Reactant compiled function compute_attractive_force (with tag ##compute_attractive_force_reactant#125028)

Runtime for non-raised function:

@bs fn1(positions_ra, masses_ra, 2.0f0)

Chairmarks.Benchmark: 14 samples with 1 evaluation.
 Range (min … max):  6.851 ms …   7.471 ms  ┊ GC (min … max): 0.00% … 0.00%
 Time  (median):     7.143 ms               ┊ GC (median):    0.00%
 Time  (mean ± σ):   7.154 ms ± 161.839 μs  ┊ GC (mean ± σ):  0.00% ± 0.00%

  ▁      ▁      ▁        ▁█  ▁▁   ▁   ▁▁ ▁       ▁          ▁  
  █▁▁▁▁▁▁█▁▁▁▁▁▁█▁▁▁▁▁▁▁▁██▁▁██▁▁▁█▁▁▁██▁█▁▁▁▁▁▁▁█▁▁▁▁▁▁▁▁▁▁█ ▁
  6.85 ms         Histogram: frequency by time        7.47 ms <

 Memory estimate: 416.0 bytes, allocs estimate: 14.

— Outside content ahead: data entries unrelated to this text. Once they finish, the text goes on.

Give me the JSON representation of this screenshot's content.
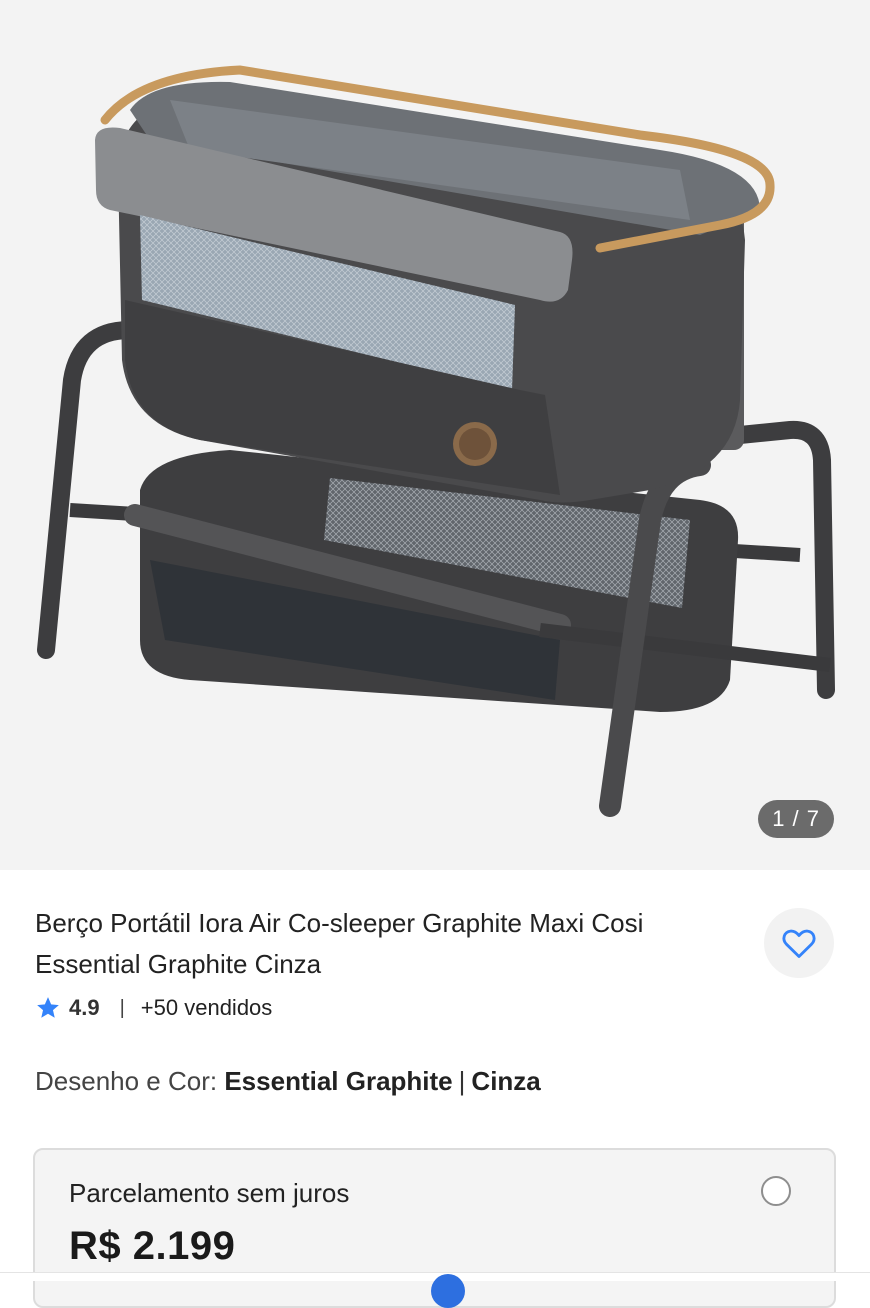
{
  "gallery": {
    "image_alt": "Berço Portátil Iora Air Co-sleeper Graphite Maxi Cosi",
    "counter": "1 / 7"
  },
  "product": {
    "title": "Berço Portátil Iora Air Co-sleeper Graphite Maxi Cosi Essential Graphite Cinza",
    "rating": "4.9",
    "separator": "|",
    "sold": "+50 vendidos"
  },
  "variant": {
    "label": "Desenho e Cor:",
    "design": "Essential Graphite",
    "divider": "|",
    "color": "Cinza"
  },
  "payment": {
    "label": "Parcelamento sem juros",
    "price": "R$ 2.199"
  },
  "icons": {
    "favorite": "heart-icon",
    "rating": "star-icon",
    "payment_select": "radio-icon"
  },
  "colors": {
    "accent": "#3483fa",
    "gallery_bg": "#f3f3f3",
    "product_graphite": "#4a4a4c",
    "wood": "#c89a5e"
  }
}
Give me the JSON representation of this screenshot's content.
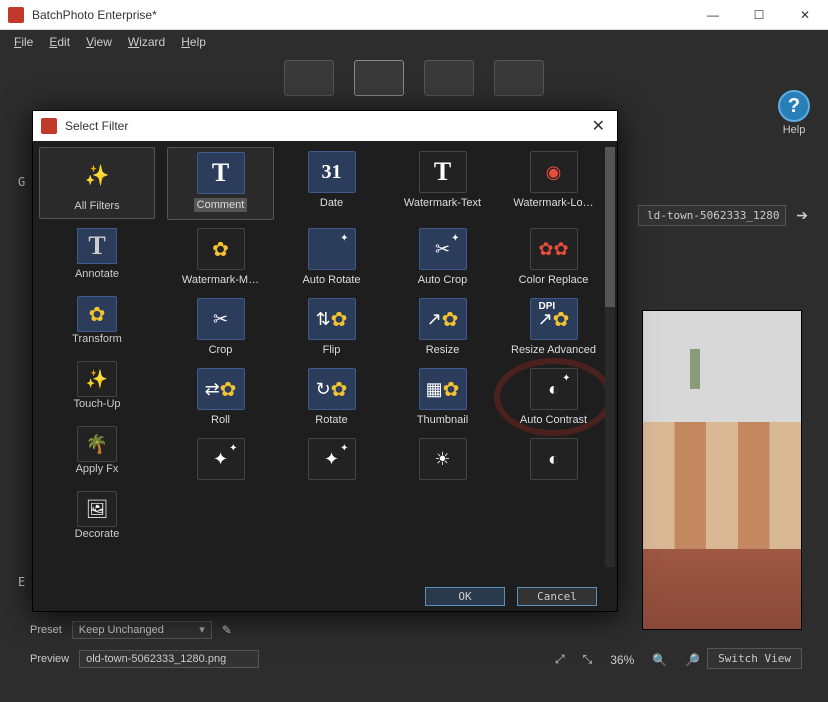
{
  "window": {
    "title": "BatchPhoto Enterprise*"
  },
  "menu": {
    "file": "File",
    "edit": "Edit",
    "view": "View",
    "wizard": "Wizard",
    "help": "Help"
  },
  "helpBtn": {
    "label": "Help",
    "glyph": "?"
  },
  "bgLabels": {
    "g": "G",
    "e": "E"
  },
  "breadcrumb": {
    "text": "ld-town-5062333_1280",
    "arrow": "➔"
  },
  "preset": {
    "label": "Preset",
    "value": "Keep Unchanged"
  },
  "previewField": {
    "label": "Preview",
    "value": "old-town-5062333_1280.png"
  },
  "viewControls": {
    "zoom": "36%",
    "switch": "Switch View"
  },
  "dialog": {
    "title": "Select Filter",
    "sidebar": [
      {
        "label": "All Filters",
        "selected": true
      },
      {
        "label": "Annotate"
      },
      {
        "label": "Transform"
      },
      {
        "label": "Touch-Up"
      },
      {
        "label": "Apply Fx"
      },
      {
        "label": "Decorate"
      }
    ],
    "filters": [
      {
        "label": "Comment",
        "selected": true
      },
      {
        "label": "Date"
      },
      {
        "label": "Watermark-Text"
      },
      {
        "label": "Watermark-Lo…"
      },
      {
        "label": "Watermark-M…"
      },
      {
        "label": "Auto Rotate"
      },
      {
        "label": "Auto Crop"
      },
      {
        "label": "Color Replace"
      },
      {
        "label": "Crop"
      },
      {
        "label": "Flip"
      },
      {
        "label": "Resize"
      },
      {
        "label": "Resize Advanced"
      },
      {
        "label": "Roll"
      },
      {
        "label": "Rotate"
      },
      {
        "label": "Thumbnail"
      },
      {
        "label": "Auto Contrast",
        "highlight": true
      }
    ],
    "ok": "OK",
    "cancel": "Cancel"
  }
}
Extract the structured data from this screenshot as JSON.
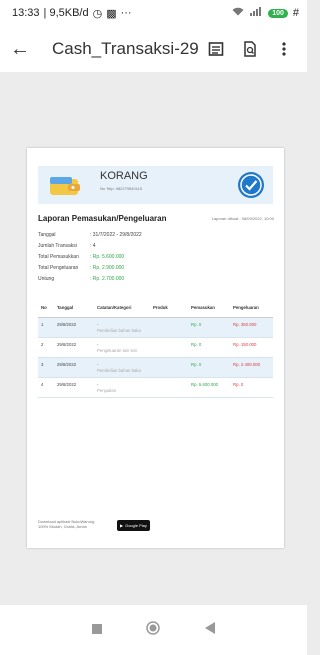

Runtime for raised function:

@bs fn2(positions_ra, masses_ra, 2.0f0)

Chairmarks.Benchmark: 108 samples with 1 evaluation.
 Range (min … max):  613.427 μs …  1.162 ms  ┊ GC (min … max): 0.00% … 0.00%
 Time  (median):     852.133 μs              ┊ GC (median):    0.00%
 Time  (mean ± σ):   886.722 μs ± 98.353 μs  ┊ GC (mean ± σ):  0.00% ± 0.00%

                          ▂▅█                                   
  ▃▁▁▁▁▃▁▁▁▁▁▁▁▁▁▁▁▄▁▃▁▃▅▆███▆▄█▇▆▃▃▅▄▃▁▁▅▁▄▃▆▁▁▅▃▃▆▇▅▅▁▄▁▁▁▁▅ ▃
  613 μs          Histogram: frequency by time         1.09 ms <

 Memory estimate: 416.0 bytes, allocs estimate: 14.